Степа хотел было поворчать, почему надо идти именно ему, а не Фиме, но перехватил сердитый взгляд матери и быстро ушел. Ворчал он после, когда вернулся и полез сушиться. Слушала его одна Фима, мать пошла доить корову. Фиме можно все высказать и возмущаться сколько хочешь. Она перечить не будет. В избе темно, лишь в предпечье пылающие на шестке угли рассеивают мрак. С этими нитками мать топила печь каждый вечер, и на печи было нестерпимо жарко. Чтобы не обжечься, Степа постелил под себя чей-то зипун. Жгло и сквозь зипун, но ему не хотелось отодвигаться.

— Чего-то запахло паленым, Степа, посмотри, там на печи ничего не горит? — сказала Фима.

— Посмотри сама, если видишь в темноте, я ничего не вижу, — отозвался Степа.

Он-то знал, почему пахло паленым. Полежав немного, Степа вместе с зипуном переместился ближе к стене.

Фима раскрыла ватолу на окне, сумеречный свет слегка осветил избу. Но вместе со скупым светом ворвался и влажный холод ранней весны. Поеживаясь, Фима тоже полезла на печь.

— Зачем же ты раскрыла окно, коли замерзла? — спросил Степа.

— Ты же говоришь, ничего не видишь, вот я и раскрыла.

— Лучше бы зажгла лучину.

— Эка какой умный! Кто же об эту пору зажигает вечером в избе огонь? Озимы подпалятся.

Степа засмеялся:

— Огонь, знать, разведешь на озимых, с чего им палиться?

— Все равно, — неуверенно возразила Фима. — Помнишь, как в Баеве все бегал Никита-квасник и кричал, чтобы не жгли огня, а то, говорит, озимые попалятся?

— Но ведь здесь нет Никиты, бегать некому, стало быть, и озимы не попалятся! — сказал Степа.

Марья пришла с полным ведром молока и сразу же принялась за Степу:

— Ты почему корову оставил на воле, непутевый? Тебе чего говорили сделать?

— Пригнать корову к сараю, — невозмутимо ответил ее.

— Ты что, совсем без ума или притворяенься? Почему не закрыл корову? Разве она будет стоять около сарая?!

— Ты же не сказала, чтобы я ее закрыл.

Марья вспыхнула:

— Я вот тебе сейчас не скажу, а покажу, чтобы впредь был умнее!

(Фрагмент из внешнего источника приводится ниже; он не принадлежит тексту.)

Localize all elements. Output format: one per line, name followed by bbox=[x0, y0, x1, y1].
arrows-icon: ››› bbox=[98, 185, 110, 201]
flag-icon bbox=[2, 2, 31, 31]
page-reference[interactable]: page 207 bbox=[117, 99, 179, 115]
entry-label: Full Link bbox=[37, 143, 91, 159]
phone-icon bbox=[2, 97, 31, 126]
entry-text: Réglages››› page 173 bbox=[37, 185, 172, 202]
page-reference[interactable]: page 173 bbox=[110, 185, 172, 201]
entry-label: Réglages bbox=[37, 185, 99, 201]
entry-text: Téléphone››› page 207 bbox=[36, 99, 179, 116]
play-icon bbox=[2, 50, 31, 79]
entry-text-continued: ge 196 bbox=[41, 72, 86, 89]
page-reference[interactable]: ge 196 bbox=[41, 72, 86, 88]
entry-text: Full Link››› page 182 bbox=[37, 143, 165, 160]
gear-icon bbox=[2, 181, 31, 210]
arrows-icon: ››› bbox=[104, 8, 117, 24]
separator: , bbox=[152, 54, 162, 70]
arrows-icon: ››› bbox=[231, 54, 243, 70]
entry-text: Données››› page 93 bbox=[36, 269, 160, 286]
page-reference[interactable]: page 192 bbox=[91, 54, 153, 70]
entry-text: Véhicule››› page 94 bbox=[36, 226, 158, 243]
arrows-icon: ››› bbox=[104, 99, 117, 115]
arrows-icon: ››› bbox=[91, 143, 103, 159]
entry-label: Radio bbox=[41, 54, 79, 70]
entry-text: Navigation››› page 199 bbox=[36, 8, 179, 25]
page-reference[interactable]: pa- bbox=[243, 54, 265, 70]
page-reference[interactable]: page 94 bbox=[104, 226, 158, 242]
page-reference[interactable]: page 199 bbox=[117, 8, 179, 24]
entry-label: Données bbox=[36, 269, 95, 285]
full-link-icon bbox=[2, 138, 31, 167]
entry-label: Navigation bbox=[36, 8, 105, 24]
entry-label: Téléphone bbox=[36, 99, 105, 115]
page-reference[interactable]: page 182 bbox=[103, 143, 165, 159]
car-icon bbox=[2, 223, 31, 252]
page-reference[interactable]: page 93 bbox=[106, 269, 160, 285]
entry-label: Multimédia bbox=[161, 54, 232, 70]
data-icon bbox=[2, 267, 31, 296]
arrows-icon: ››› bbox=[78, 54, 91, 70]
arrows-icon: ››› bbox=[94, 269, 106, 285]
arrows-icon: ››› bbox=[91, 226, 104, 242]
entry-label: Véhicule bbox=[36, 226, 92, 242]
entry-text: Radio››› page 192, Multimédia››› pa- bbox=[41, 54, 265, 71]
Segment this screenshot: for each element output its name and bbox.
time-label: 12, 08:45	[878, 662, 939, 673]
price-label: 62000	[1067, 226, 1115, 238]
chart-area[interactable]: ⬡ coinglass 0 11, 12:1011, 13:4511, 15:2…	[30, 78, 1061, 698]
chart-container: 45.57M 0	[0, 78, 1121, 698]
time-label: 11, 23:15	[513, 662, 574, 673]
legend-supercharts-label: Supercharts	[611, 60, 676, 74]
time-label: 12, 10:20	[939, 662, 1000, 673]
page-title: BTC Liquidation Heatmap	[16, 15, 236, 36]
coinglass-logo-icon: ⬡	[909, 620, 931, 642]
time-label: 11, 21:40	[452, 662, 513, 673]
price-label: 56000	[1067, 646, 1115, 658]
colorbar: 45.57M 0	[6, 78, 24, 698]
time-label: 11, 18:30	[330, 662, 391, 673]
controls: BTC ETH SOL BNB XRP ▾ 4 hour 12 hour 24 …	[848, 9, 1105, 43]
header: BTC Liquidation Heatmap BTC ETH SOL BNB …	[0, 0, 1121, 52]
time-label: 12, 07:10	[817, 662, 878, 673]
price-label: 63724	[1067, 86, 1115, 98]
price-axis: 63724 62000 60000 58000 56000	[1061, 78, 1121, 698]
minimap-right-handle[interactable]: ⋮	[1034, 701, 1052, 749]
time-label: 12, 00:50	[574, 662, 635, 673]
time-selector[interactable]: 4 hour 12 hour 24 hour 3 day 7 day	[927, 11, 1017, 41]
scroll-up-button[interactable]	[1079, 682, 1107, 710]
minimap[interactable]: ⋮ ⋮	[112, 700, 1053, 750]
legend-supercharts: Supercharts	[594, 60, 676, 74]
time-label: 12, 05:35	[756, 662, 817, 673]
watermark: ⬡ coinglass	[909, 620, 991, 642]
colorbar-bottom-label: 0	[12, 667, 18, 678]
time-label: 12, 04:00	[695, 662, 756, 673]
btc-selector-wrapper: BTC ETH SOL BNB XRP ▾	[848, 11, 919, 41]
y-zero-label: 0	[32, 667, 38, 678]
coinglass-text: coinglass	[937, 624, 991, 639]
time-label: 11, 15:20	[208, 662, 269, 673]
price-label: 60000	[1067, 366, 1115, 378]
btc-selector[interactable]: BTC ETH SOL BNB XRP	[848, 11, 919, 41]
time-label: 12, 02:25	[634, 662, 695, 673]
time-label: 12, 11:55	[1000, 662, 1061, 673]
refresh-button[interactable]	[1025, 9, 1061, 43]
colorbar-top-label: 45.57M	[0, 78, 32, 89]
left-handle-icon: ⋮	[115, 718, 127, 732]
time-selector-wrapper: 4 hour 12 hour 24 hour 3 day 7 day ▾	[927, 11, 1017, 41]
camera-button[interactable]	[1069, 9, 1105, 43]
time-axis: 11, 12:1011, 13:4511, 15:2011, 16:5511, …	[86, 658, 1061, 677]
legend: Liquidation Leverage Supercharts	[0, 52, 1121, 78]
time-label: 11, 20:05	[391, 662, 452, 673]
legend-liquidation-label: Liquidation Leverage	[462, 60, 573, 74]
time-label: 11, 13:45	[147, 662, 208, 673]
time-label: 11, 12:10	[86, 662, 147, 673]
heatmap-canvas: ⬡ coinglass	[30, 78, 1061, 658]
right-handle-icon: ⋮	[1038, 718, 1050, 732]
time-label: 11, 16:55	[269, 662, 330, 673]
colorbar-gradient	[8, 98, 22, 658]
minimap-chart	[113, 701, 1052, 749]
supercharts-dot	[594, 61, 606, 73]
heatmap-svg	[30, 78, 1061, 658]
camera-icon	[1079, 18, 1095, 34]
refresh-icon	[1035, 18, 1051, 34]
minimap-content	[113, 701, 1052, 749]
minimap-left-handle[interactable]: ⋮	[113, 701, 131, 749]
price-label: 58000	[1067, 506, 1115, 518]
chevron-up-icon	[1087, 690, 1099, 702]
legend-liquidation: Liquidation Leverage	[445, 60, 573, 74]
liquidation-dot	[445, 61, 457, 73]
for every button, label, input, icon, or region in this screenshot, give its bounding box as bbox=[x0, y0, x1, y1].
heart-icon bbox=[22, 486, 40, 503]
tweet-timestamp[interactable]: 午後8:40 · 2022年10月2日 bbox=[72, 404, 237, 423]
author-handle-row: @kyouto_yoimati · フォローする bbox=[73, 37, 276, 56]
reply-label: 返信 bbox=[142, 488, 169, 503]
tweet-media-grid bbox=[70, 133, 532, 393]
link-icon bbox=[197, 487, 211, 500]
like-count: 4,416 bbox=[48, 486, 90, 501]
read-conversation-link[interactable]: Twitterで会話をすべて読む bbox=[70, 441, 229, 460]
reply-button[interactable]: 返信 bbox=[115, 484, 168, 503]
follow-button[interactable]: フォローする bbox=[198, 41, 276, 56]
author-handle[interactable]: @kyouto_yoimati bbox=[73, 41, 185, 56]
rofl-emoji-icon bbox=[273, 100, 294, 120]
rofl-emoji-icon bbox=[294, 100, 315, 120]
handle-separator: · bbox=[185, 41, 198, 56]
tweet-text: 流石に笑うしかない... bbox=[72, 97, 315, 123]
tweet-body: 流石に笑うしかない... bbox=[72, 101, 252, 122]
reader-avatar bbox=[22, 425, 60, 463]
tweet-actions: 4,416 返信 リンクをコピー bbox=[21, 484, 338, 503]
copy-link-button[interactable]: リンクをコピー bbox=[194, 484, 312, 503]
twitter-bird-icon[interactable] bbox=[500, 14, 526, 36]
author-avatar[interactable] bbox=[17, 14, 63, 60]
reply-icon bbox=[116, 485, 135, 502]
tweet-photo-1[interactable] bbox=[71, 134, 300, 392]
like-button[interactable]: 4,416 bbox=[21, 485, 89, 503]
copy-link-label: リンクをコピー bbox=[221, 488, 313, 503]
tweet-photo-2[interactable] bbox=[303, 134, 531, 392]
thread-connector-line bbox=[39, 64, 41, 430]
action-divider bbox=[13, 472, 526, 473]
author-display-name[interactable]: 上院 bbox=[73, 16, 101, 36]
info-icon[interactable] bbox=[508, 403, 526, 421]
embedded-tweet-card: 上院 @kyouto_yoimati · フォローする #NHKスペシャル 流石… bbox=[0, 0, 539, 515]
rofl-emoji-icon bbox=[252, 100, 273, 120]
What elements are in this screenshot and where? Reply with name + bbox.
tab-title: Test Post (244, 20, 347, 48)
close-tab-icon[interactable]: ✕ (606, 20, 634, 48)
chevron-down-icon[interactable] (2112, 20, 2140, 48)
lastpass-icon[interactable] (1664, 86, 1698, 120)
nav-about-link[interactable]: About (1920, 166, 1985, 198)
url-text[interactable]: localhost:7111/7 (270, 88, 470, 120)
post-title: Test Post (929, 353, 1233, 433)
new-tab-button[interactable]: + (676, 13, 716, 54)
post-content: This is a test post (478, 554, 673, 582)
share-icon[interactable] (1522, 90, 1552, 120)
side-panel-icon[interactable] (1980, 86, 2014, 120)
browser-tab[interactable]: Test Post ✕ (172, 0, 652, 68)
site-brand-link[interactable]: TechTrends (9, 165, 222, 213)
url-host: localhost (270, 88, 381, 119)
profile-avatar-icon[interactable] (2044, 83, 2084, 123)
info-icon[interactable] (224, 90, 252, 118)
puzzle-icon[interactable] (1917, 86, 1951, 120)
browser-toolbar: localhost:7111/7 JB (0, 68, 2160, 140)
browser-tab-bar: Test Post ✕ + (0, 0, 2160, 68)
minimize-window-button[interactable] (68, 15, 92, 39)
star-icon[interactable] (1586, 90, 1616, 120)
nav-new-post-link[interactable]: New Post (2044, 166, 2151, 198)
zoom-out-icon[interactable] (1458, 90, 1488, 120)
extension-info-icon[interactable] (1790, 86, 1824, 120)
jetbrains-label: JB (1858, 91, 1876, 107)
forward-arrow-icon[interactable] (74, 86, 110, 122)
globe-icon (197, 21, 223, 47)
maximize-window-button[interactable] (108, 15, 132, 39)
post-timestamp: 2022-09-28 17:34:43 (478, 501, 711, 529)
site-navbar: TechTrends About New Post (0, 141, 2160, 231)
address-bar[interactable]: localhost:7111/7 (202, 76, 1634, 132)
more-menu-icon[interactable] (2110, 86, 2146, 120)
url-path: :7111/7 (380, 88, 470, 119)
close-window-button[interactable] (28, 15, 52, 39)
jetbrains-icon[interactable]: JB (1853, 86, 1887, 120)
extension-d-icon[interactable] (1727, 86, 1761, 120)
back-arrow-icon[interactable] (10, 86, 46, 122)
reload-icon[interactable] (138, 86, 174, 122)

Но ей уже некогда было заниматься сыном, надо было процедить молоко, разлить его по горшкам и вынести в погреб. А Степа тем временем помалкивал. А когда она все это сделала, ее гнев утих. И Степа набрался смелости.

— Корова, знать, дверь, ее можно закрывать? — сказал он, обращаясь к сестре, но так, чтобы услышала и мать.

Фима над этим посмеялась, а мать не обратила внимания. Она уже была полна дум о предстоящих заботах.